4. You draft as many Dodgers as possible in fantasy baseball.

This will only be my second year playing fantasy baseball, but even in my rookie season I wanted at least one Dodger on my team. I mean, if I’m going to watch all 162 of their games, I might as well increase the layers of enjoyment (and my bank account, since I play in paying leagues, like a true dork). I didn’t end up with one Dodger last year, and it was a drag. However, I’m smart enough to know that drafting a bulk of Dodgers won’t get me far. In a 12-team league with a 23-man roster, at least 75 percent of your players should be All-Star caliber. Is that the case with the Dodgers? Maybe so, but times are tough and I’ll pass on Rafael Furcal for the sake 20 bucks. Sorry, Raffy.

5. You proposed to your girlfriend on the Dodger JumboTron (or plan on doing so).

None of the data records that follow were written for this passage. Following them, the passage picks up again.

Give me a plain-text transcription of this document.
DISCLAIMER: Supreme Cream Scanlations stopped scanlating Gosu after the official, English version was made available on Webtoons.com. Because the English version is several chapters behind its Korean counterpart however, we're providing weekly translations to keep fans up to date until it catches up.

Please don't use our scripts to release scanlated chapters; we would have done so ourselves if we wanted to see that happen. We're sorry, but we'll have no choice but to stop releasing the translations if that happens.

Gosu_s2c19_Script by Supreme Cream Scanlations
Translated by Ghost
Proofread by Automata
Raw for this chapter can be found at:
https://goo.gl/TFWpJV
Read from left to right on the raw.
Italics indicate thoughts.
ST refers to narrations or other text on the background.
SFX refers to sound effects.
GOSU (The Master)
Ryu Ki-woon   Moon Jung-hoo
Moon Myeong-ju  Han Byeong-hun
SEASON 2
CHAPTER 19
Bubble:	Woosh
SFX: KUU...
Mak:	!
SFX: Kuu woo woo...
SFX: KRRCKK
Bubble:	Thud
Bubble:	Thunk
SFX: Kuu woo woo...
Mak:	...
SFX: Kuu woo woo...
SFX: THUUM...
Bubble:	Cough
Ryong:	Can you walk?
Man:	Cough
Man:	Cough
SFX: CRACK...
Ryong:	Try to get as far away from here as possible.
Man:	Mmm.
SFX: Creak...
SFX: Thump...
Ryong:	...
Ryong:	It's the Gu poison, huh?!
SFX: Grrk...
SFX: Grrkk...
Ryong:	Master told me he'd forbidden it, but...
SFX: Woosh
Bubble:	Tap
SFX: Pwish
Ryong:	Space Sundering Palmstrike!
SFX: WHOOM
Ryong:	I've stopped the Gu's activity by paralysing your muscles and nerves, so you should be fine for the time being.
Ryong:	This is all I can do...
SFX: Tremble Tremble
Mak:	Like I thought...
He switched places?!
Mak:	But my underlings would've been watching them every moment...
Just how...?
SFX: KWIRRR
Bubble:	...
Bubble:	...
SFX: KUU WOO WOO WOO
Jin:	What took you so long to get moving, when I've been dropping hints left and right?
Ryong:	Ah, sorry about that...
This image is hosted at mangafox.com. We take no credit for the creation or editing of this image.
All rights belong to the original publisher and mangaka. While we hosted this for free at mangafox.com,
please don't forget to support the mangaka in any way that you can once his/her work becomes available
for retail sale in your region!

Truthfully, I’m a bit confused by this whole enterprise, considering the women never look disappointed. The bride-to-be will flash her man an affectionate smile while he struggles to get on one knee — amid the limited space between rows — all the while balancing a beer in between his elbow fat. And she’s always shocked, and on a cloud nine, as if she’s waited her entire life for this day. Really? You wanted your wedding proposal visible to 60,000 strangers, at Dodger stadium, where your moment of happiness is probably the tenth most interesting thing to happen that night, right behind the free rally towel you got just for showing up? In a way, I envy these people, since I would love my future wife to share in each of my obsessions. But as I trudge through beleaguered relationships and unfortunate dates, I’ve lowered my expectations. I’m happy when I’ve met a girl that simply understands that baseball is a game played between two opposing teams. “So, one team hits a ball with a bat, and the other team tries to stop it?” she’ll ask. “Yep, that’s pretty much it.” That’s love. But I’m a realist. A mate willing to sit through 162 games a year, watching the same players over and over? No way – not yet. Maybe I’ll find her on my third marriage – and I’ll propose to her on that stupid big screen.